Limit Theorems for Stochastic Gradient Descent in High-Dimensional Single-Layer Networks
Parsa Rangriz
TL;DR
This work addresses the behavior of online stochastic gradient descent for high-dimensional, single-layer networks by developing a diffusion-limit framework with localizability and asymptotic closability. It identifies a critical step-size regime $\delta_N=1/N$ in which a correction term appears, causing the effective dynamics to deviate from the deterministic gradient-flow described by DMFT. The authors prove an ODE limit for the summary statistics $u_N=(m,r_⊥^2)$ with a population drift $\mathcal{F}$ and corrector $\mathcal{G}$, and, in a microlocal regime near fixed points, establish a limiting SDE that reduces to an Ornstein–Uhlenbeck process under suitable conditions.

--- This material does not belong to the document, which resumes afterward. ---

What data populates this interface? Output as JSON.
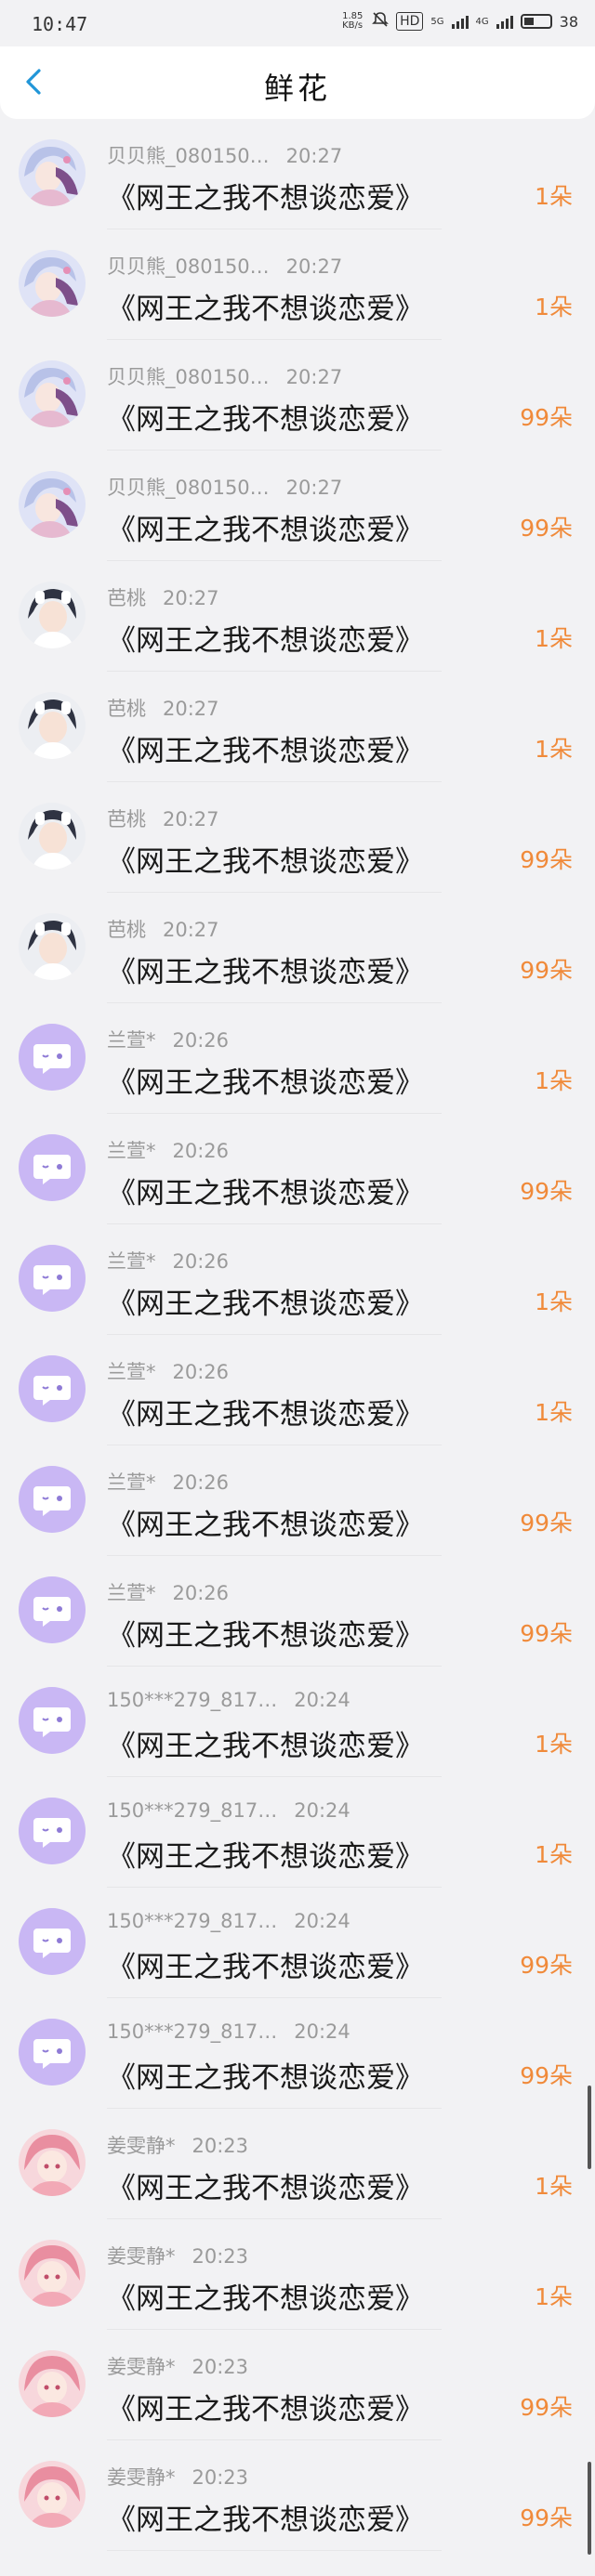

For activation functions with information exponent $k>2$, Gaussian initialization leads to $m(t)=0$ and a fixed-point radius $r_⊥^*$, illustrating the key role of stochastic fluctuations in high-dimensional learning and clarifying the limitations of deterministic ballistic scaling in capturing the full dynamics.
Abstract
This paper studies the high-dimensional scaling limits of online stochastic gradient descent (SGD) for single-layer networks. Building on the seminal work of Saad and Solla, which analyzed the deterministic (ballistic) scaling limits of SGD corresponding to the gradient flow of the population loss, we focus on the critical scaling regime of the step size. Below this critical scale, the effective dynamics are governed by ballistic (ODE) limits, but at the critical scale, new correction term appears that changes the phase diagram. In this regime, near the fixed points, the corresponding diffusive (SDE) limits of the effective dynamics reduces to an Ornstein-Uhlenbeck process under certain conditions. These results highlight how the information exponent controls sample complexity and illustrates the limitations of deterministic scaling limit in capturing the stochastic fluctuations of high-dimensional learning dynamics.